Há uma coisa em política que é muito pouco analisada (ou, quando é analisada, é apenas do ponto de vista do amiguismo): a confiança; existem em Portugal círculos de confiança e a maiores desses círculos de confiança mandam no País. Há um círculo de confiança que vai dos negócios para a política, que vai para cargos institucionais, que vai para as fundações, que vai para os órgãos de comunicação social que é quem manda em Portugal, ninguém tenha ilusões. E manda essencialmente como? Com direito de veto pelas escolhas, mais do que propriamente pelo controlo das políticas ― por estas também porque há linhas vermelhas, em relação aos senhorios, aos salários, às empresas, ao privado e ao público que é suposto que não sejam ultrapassadas, e que o Governo e António Costa não mostram, aliás, nenhuma vontade de ultrapassar, estando bem de acordo com essas linhas vermelhas. Agora, esses círculos de confiança estão longe de ser escrutinados. A ideia que temos de que há um verdadeiro escrutínio da vida política é uma das maiores ilusões que existem sobre a Terra e em Portugal, em particular.

E o que acontece é que o que o António Costa está a fazer ― bem ou mal, isso tem de ser medido pelos resultados e essa medida é muito escassa (porque ou se usam estatísticas genéricas que têm a ver com problemas estruturais que já vêm de há muitos anos e que não melhoram nem pioram ― é que, na verdade, ele tem muito dinheiro para gastar, precisa de o gastar com um mínimo de controlo e precisa de apresentar resultados. Precisa que a situação económica e social das classes mais baixas não se deteriore de forma significativa, precisa de se dar bem com os grandes interesses económicos, precisa de não prejudicar particularmente muito do mundo empresarial e, portanto, ele tem de andar a fazer aquele jogo e, por isso, precisa de equipas que ele controla, em que manda e que na realidade não se metem em aventuras.
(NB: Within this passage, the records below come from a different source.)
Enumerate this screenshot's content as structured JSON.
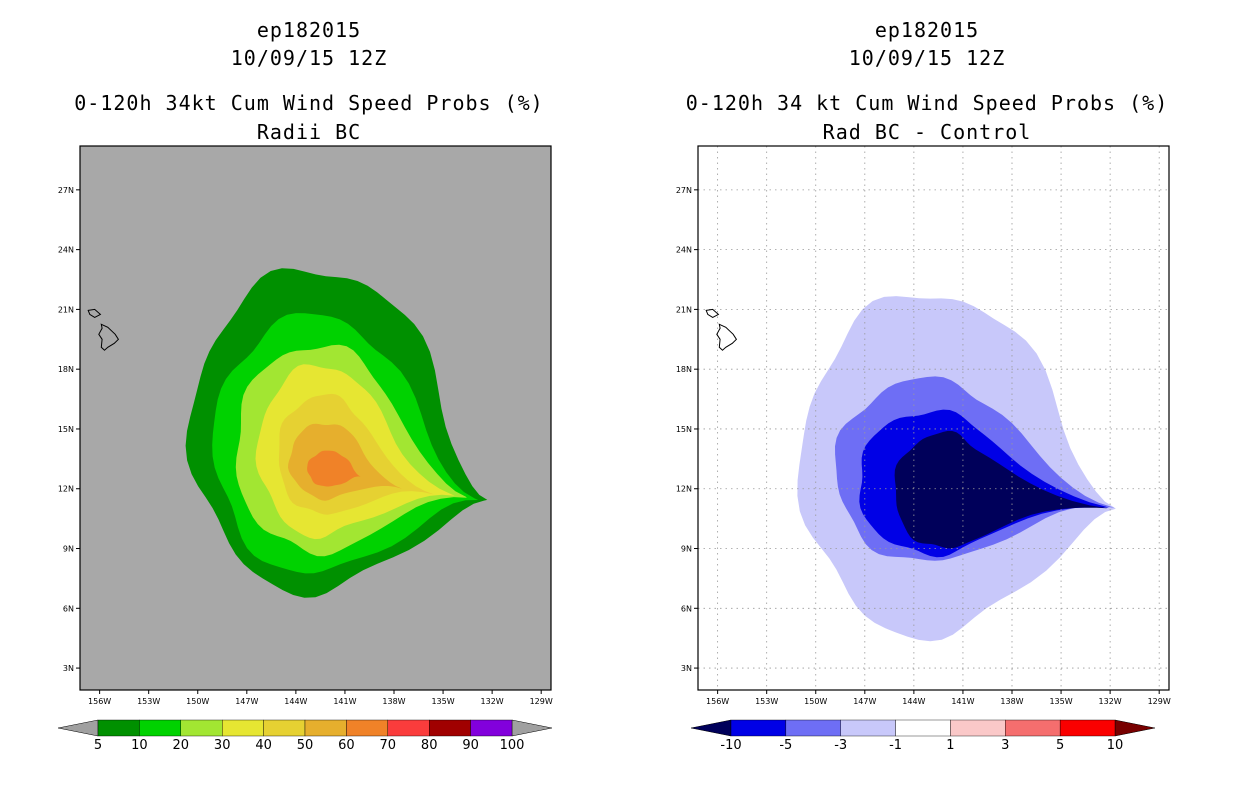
{
  "chart_data": [
    {
      "type": "heatmap",
      "storm_id": "ep182015",
      "date": "10/09/15 12Z",
      "title": "0-120h 34kt Cum Wind Speed Probs (%)",
      "subtitle": "Radii BC",
      "x_ticks": [
        "156W",
        "153W",
        "150W",
        "147W",
        "144W",
        "141W",
        "138W",
        "135W",
        "132W",
        "129W"
      ],
      "y_ticks": [
        "27N",
        "24N",
        "21N",
        "18N",
        "15N",
        "12N",
        "9N",
        "6N",
        "3N"
      ],
      "xlim": [
        -157.2,
        -128.4
      ],
      "ylim": [
        1.9,
        29.2
      ],
      "background_color": "#a8a8a8",
      "colorbar": {
        "labels": [
          "5",
          "10",
          "20",
          "30",
          "40",
          "50",
          "60",
          "70",
          "80",
          "90",
          "100"
        ],
        "colors": [
          "#009000",
          "#00d200",
          "#a2e632",
          "#e6e632",
          "#e6d132",
          "#e6af2d",
          "#f08228",
          "#fa3c3c",
          "#a00000",
          "#8200dc"
        ],
        "under_color": "#a0a0a0",
        "over_color": "#a0a0a0"
      },
      "contours": [
        {
          "level": 5,
          "color": "#009000",
          "center": [
            -142.8,
            14.9
          ],
          "rx": 7.6,
          "ry": 8.1,
          "tip": [
            -132.1,
            11.4
          ]
        },
        {
          "level": 10,
          "color": "#00d200",
          "center": [
            -142.9,
            14.2
          ],
          "rx": 6.1,
          "ry": 6.5,
          "tip": [
            -132.6,
            11.4
          ]
        },
        {
          "level": 20,
          "color": "#a2e632",
          "center": [
            -142.7,
            14.0
          ],
          "rx": 5.0,
          "ry": 5.2,
          "tip": [
            -133.2,
            11.5
          ]
        },
        {
          "level": 30,
          "color": "#e6e632",
          "center": [
            -142.5,
            13.9
          ],
          "rx": 3.8,
          "ry": 4.3,
          "tip": [
            -134.0,
            11.6
          ]
        },
        {
          "level": 40,
          "color": "#e6d132",
          "center": [
            -142.3,
            13.7
          ],
          "rx": 2.8,
          "ry": 3.0,
          "tip": [
            -135.5,
            11.7
          ]
        },
        {
          "level": 50,
          "color": "#e6af2d",
          "center": [
            -142.2,
            13.4
          ],
          "rx": 2.2,
          "ry": 1.9,
          "tip": [
            -137.5,
            12.0
          ]
        },
        {
          "level": 60,
          "color": "#f08228",
          "center": [
            -142.0,
            13.0
          ],
          "rx": 1.3,
          "ry": 0.9,
          "tip": [
            -140.0,
            12.6
          ]
        }
      ]
    },
    {
      "type": "heatmap",
      "storm_id": "ep182015",
      "date": "10/09/15 12Z",
      "title": "0-120h 34 kt Cum Wind Speed Probs (%)",
      "subtitle": "Rad BC - Control",
      "x_ticks": [
        "156W",
        "153W",
        "150W",
        "147W",
        "144W",
        "141W",
        "138W",
        "135W",
        "132W",
        "129W"
      ],
      "y_ticks": [
        "27N",
        "24N",
        "21N",
        "18N",
        "15N",
        "12N",
        "9N",
        "6N",
        "3N"
      ],
      "xlim": [
        -157.2,
        -128.4
      ],
      "ylim": [
        1.9,
        29.2
      ],
      "background_color": "#ffffff",
      "grid": true,
      "colorbar": {
        "labels": [
          "-10",
          "-5",
          "-3",
          "-1",
          "1",
          "3",
          "5",
          "10"
        ],
        "colors": [
          "#0000e6",
          "#6e6ef5",
          "#c8c8fa",
          "#ffffff",
          "#fac8c8",
          "#f56e6e",
          "#fa0000"
        ],
        "under_color": "#00005a",
        "over_color": "#780000"
      },
      "contours": [
        {
          "level": -1,
          "color": "#c8c8fa",
          "center": [
            -143.0,
            13.2
          ],
          "rx": 7.9,
          "ry": 8.6,
          "tip": [
            -131.4,
            11.0
          ]
        },
        {
          "level": -3,
          "color": "#6e6ef5",
          "center": [
            -143.2,
            12.9
          ],
          "rx": 5.6,
          "ry": 4.6,
          "tip": [
            -131.5,
            11.0
          ]
        },
        {
          "level": -5,
          "color": "#0000e6",
          "center": [
            -143.0,
            12.3
          ],
          "rx": 4.4,
          "ry": 3.6,
          "tip": [
            -131.6,
            11.0
          ]
        },
        {
          "level": -10,
          "color": "#00005a",
          "center": [
            -142.2,
            11.9
          ],
          "rx": 3.0,
          "ry": 2.9,
          "tip": [
            -131.9,
            11.0
          ]
        }
      ]
    }
  ]
}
E uma parte dessas aventuras é a questão das reformas: toda a gente é a favor de reformas e de reformas estruturais de fundo; mas eu era capaz de fazer aqui uma lista de algumas dessas reformas em que ninguém concorda e, no entanto, são certamente mais relevantes, em muitos casos, para mudar a situação do País e para melhorar as condições de vida das pessoas.

Eu só estou a dizer que o Governo está a seguir uma linha de prudência para tentar executar; a vontade é executar, o António Costa tem vontade de executar. Sendo que tem dado vários tiros nos pés com as escolhas, umas vezes com problemas graves e outras vezes com mini-problemas mas, como agora tudo funciona da mesma maneira, tudo tem um efeito de usura sobre o Governo. E as condições para haver reformas de fundo não são políticas ― não há condições políticas nem à Esquerda nem à Direita, nem há condições de maleabilidade política para as fazer; portanto, eu defendo uma coisa que ninguém defende que é navegação à vista: se navegarem bem à vista da costa, atravessam este período, se não navegarem bem à vista da costa, afundam-se.